MNCCTN Site Staff Spotlight: Jenna
While MNCCTN is based at the University of Minnesota and led by the Masonic Cancer Center, MNCCTN's research is conducted at sites throughout Greater Minnesota. These sites are led by MNCCTN Partners: Essentia Health, M Health Fairview, Mayo Clinic Health System, Metro-Minnesota Community Oncology Research Consortium (MMCORC), and Sanford Health. MNCCTN's Partners are integral to the network's work and progress, and we could not enroll participants throughout Minnesota with MNCCTN Partners and sites. Altogether, 135 people are working with MNCCTN in some way statewide. These roles include investigators, research coordinators and nurses, project managers, regulatory staff, lab and pharmacy staff, and more. We want to highlight the incredible work that MNCCTN Partner and site staff do.
Today we are highlighting Jenna, RN Study Coordinator at Mayo Clinic Health System. Learn more about Jenna's career path that led her from nursing and education to research, what she enjoys and finds most challenging in research, and recommendations she has for people interested in research or just starting out in their career.
What was your career path before your current role?
Fun fact: I have only ever worked in healthcare! I was a CNA in high school and college. When I finished nursing school, I went straight to ICU. I did that for 12 years. During that time, I completed my master’s in nursing education. I left the ICU to teach nursing full time, while continuing to work per-diem in the COVID infusion unit at MCHS. I came back to MCHS full time last fall to take my current position in cancer research!
What interested you in research as a career?
As a nurse, research is really the foundation of what and why we do what we do for our patients. It changes the direction of care with the ultimate goal of improving patient outcomes. The idea that what we are doing now in terms of research will guide care for future generations (and that I get to be a part of that) is pretty neat.

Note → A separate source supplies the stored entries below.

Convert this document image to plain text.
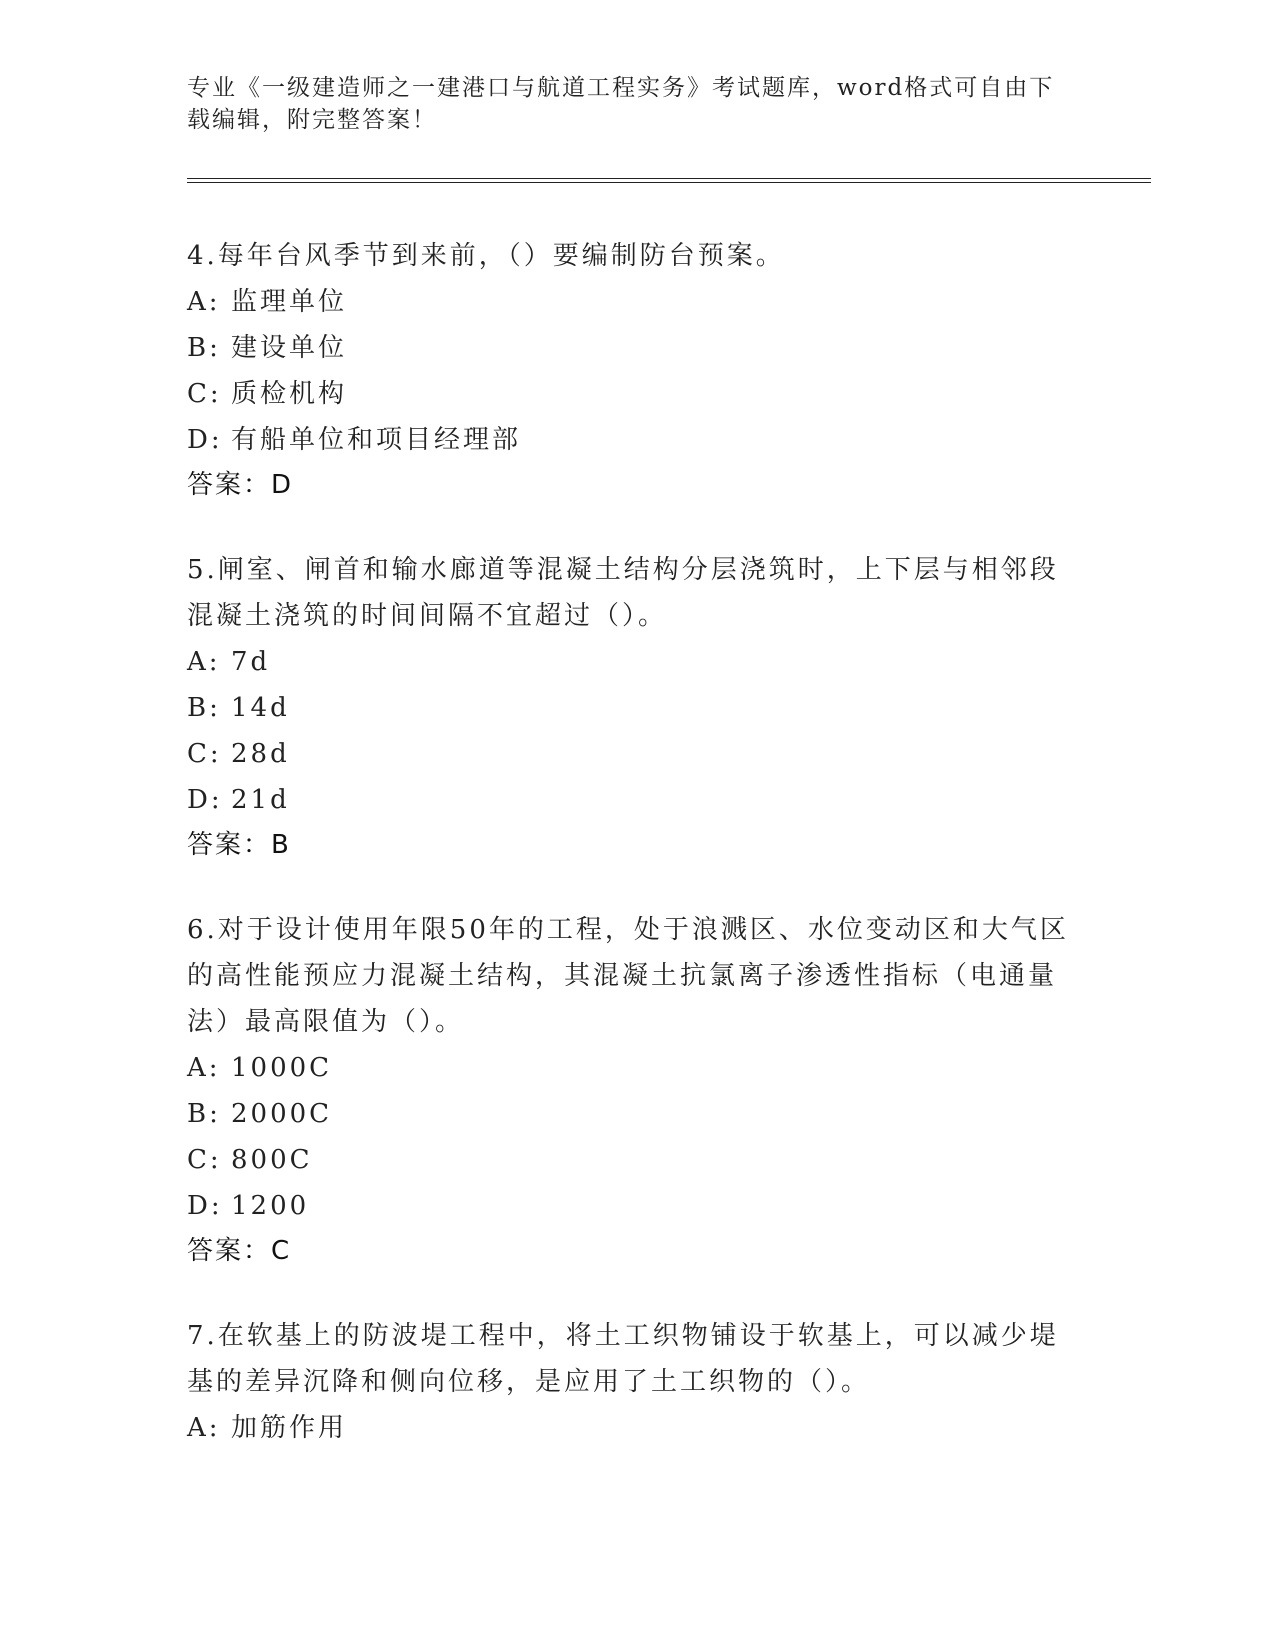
专业《一级建造师之一建港口与航道工程实务》考试题库，word格式可自由下载编辑，附完整答案！

4.每年台风季节到来前，（）要编制防台预案。

A: 监理单位

B: 建设单位

C: 质检机构

D: 有船单位和项目经理部

答案：D

5.闸室、闸首和输水廊道等混凝土结构分层浇筑时，上下层与相邻段混凝土浇筑的时间间隔不宜超过（）。

A: 7d

B: 14d

C: 28d

D: 21d

答案：B

6.对于设计使用年限50年的工程，处于浪溅区、水位变动区和大气区的高性能预应力混凝土结构，其混凝土抗氯离子渗透性指标（电通量法）最高限值为（）。

A: 1000C

B: 2000C

C: 800C

D: 1200

答案：C

7.在软基上的防波堤工程中，将土工织物铺设于软基上，可以减少堤基的差异沉降和侧向位移，是应用了土工织物的（）。

A: 加筋作用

I also really enjoy learning new things, and since research is always changing, it’s never boring!
What are three words that describe your team at MCHS and the research community?
Compassionate, intelligent, and dedicated.
What is your favorite part about working in research? What is most challenging?
My favorite part of working in research is the research participants! I am amazed every day that even in the moment of a devastating diagnosis, people will say “if it will possibly help someone else in the future or help someone avoid the diagnosis I just received, I’m willing to do it.” They are very inspiring.
The most challenging part for me has been the fact that not much in research seems to move quickly. My critical care background makes me want to get things done right now and that’s just not always doable in research. I’m learning to embrace the slower pace.
What qualities and skills do you think are important for a job in research?
I think organization skills, critical thinking, and being detail-oriented are important qualities for working in research.
What recommendations do you have for someone interested in research or just starting out in their career?
Have patience! I felt like I had to learn a whole new language when I started in research, but once you’re in it for a while, it all makes sense. It can be very overwhelming. The reward is worth the effort, so if research is something you’re interested in-go for it!